Además, sería válido preguntar exactamente cuáles medidas podría ser aplicadas contra las fuerzas políticas sin tergiversar el juego democrático, o crear movimientos clandestinos extremistas aun más violentos y masivos. Seguramente, se reconoce muy bien esta lección en América Latina después la experiencia de la represión de los peronistas en Argentina (terminando en la creación de grupos armados de extrema derecha e izquierda) o de la liquidación de la primavera democrática en Guatemala en los años 50, con sus consecuencias conocidas.

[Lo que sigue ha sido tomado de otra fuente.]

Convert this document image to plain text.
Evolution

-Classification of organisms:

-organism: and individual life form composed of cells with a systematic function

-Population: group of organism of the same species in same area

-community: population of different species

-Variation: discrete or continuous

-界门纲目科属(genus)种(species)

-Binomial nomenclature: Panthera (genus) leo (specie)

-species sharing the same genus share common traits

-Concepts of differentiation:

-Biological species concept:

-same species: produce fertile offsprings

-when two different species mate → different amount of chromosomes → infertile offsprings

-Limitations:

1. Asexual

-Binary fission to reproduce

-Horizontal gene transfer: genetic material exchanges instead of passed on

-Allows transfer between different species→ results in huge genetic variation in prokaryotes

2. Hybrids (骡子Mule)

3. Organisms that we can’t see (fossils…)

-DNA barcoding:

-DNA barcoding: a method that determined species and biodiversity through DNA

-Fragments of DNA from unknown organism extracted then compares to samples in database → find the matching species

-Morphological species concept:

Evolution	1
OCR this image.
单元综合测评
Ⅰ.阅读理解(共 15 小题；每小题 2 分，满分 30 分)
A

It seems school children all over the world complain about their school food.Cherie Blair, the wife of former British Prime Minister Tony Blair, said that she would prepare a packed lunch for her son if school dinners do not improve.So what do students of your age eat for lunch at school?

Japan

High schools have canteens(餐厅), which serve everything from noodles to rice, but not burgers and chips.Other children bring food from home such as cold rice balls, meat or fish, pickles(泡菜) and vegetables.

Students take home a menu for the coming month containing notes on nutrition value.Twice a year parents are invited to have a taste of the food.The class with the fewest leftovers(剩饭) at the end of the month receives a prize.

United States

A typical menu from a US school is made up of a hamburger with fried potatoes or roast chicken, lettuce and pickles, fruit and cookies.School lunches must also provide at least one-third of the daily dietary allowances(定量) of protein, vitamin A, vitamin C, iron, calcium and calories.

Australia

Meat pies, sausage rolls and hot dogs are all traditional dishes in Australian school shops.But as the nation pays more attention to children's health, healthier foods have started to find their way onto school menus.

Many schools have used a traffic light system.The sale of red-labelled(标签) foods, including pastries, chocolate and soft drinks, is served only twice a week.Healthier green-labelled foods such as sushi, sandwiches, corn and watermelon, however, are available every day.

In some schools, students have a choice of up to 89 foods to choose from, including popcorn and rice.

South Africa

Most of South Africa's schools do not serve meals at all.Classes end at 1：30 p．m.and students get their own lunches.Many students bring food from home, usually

Al final, los eventos de las últimas semanas demuestran que Europa sigue siendo un continente donde el extremismo ideológico y excluyente tiene poderes extraordinarios. En América Latina, con contadas excepciones, no se encuentra la misma línea historia; de hecho, me atrevería a decir que es un continente donde el extremismo nunca ha prosperado. Aun en los casos de terrorismo guerrillero o del Estado, o de los movimientos revolucionarios o contra-reformistas, cuesta llamarlos extremistas: fueron duros, crueles, sangrientos, y a veces genocidas. Pero el extremismo depende de la ideología; se basa en una versión exacerbada y increíblemente intensificada de la ideología, tan intensa que ciega su portador a las mínimas sensibilidades humanas.
En América Latina, sin embargo, han prevalecido los intereses, las corporaciones, y las clientelas. El sueno de Ariel, de José Enrique Rodó, queda lejos de la realidad. Los Caballeros Templarios existen, pero trasiegan droga y matan por encargo.